Unstructured data can be very challenging to analyze. However, unstructured data comprises 80 percent of the data that organizations process on a regular basis.
Structured data gives you aligned, defined, and organized fields of data that you can easily transfer and analyze (given the right algorithms). But combing through unstructured data, which often comes from documents, digital media, and social media feeds, affords you no such luxury.
At the same time, this data can be extremely valuable. So what are best practices for making unstructured data manageable, and getting the most out of it?
How to Deal With Unstructured Data
Try these strategies to make the most of your unstructured data:
1. Work with a partner. If you feel overwhelmed by the possibilities contained within your unstructured data, and don’t have the technical expertise or experience necessary to manage it, your best option may be to work with a partner that specializes in cleaning, sorting, or analyzing unstructured data. Though not all businesses will have the budget necessary to pursue this option, it’s definitely the most efficient and the most convenient. Some specialized tools even allow you to automatically parse, sort, and analyze unstructured data—though this is a relatively new area of development.
2. Evaluate the value of your data, and clean your records. Not all unstructured data is worth analyzing, or even worth keeping. It costs money to gather and store your data, and even more money to clean those data into a format that’s capable of being analyzed. If the data are coming from a source that won’t yield much value for your organization, you should consider deleting it.

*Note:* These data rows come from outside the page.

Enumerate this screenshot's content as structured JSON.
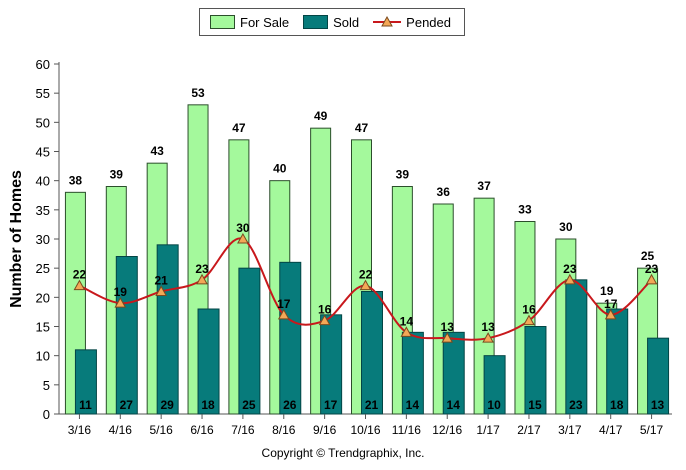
{
  "legend": {
    "for_sale": "For Sale",
    "sold": "Sold",
    "pended": "Pended"
  },
  "copyright": "Copyright © Trendgraphix, Inc.",
  "colors": {
    "for_sale_fill": "#a4f99c",
    "for_sale_edge": "#2b4e2b",
    "sold_fill": "#077b7b",
    "sold_edge": "#034545",
    "pended_line": "#c8181c",
    "pended_marker": "#f3a857",
    "pended_marker_edge": "#7a4a1e"
  },
  "chart_data": {
    "type": "bar",
    "ylabel": "Number of Homes",
    "ylim": [
      0,
      60
    ],
    "ytick_step": 5,
    "grid": false,
    "legend_position": "top-center",
    "categories": [
      "3/16",
      "4/16",
      "5/16",
      "6/16",
      "7/16",
      "8/16",
      "9/16",
      "10/16",
      "11/16",
      "12/16",
      "1/17",
      "2/17",
      "3/17",
      "4/17",
      "5/17"
    ],
    "series": [
      {
        "name": "For Sale",
        "kind": "bar",
        "values": [
          38,
          39,
          43,
          53,
          47,
          40,
          49,
          47,
          39,
          36,
          37,
          33,
          30,
          19,
          25
        ]
      },
      {
        "name": "Sold",
        "kind": "bar",
        "values": [
          11,
          27,
          29,
          18,
          25,
          26,
          17,
          21,
          14,
          14,
          10,
          15,
          23,
          18,
          13
        ]
      },
      {
        "name": "Pended",
        "kind": "line",
        "values": [
          22,
          19,
          21,
          23,
          30,
          17,
          16,
          22,
          14,
          13,
          13,
          16,
          23,
          17,
          23
        ]
      }
    ]
  }
}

3. Take a random sample and create a “dictionary.” Analyzing the entire text file of your data manually is a virtually impossible task—or at least an incredibly time-intensive one. Instead, it’s better to take a random sample or stratified sample from the collection, and use that to build a “dictionary” that you can use to find similar patterns in the rest of the data. There are many ways to approach this, including using natural language processing or text analytics, but the end result is the same—creating a framework that can be used to sort or identify the rest of your data fields.
4. Clean the entire dataset. Your goal should be to take unstructured data and turn it into structured data. By using the framework you created from a random sample, you should be able to write a script that allows you to clean your entire dataset. Ideally, you’ll be able to classify and segment those data so you can analyze it easily in the future.

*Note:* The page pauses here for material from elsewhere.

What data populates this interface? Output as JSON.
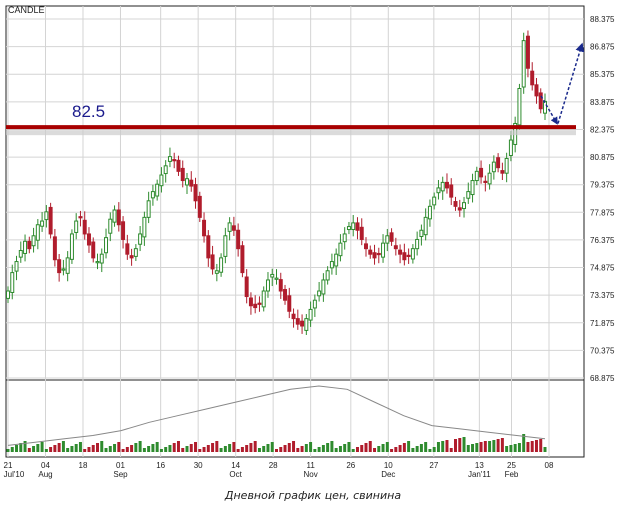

5. Analyze it. Assuming your data is properly structured and easy to digest, you can analyze those data and start making decisions based on the insights you gain. Once structured, you can treat your data like any other structured dataset you come across.
Prioritizing Structured Data
While unstructured data can be valuable, and is practically unavoidable in today’s data-rich environment, structured data is much easier to analyze. When possible, lean toward sources that enable you to start with clean, structured records from the outset. That way, you’ll be able to bypass the structuring process and head straight to analytics.
As big data-related technology grows more sophisticated, it’s going to be easier for businesses to structure and analyze unstructured data. In the meantime, work with a specialist or employ your own data structuring algorithms to milk every bit of value out of your unstructured sources that you can.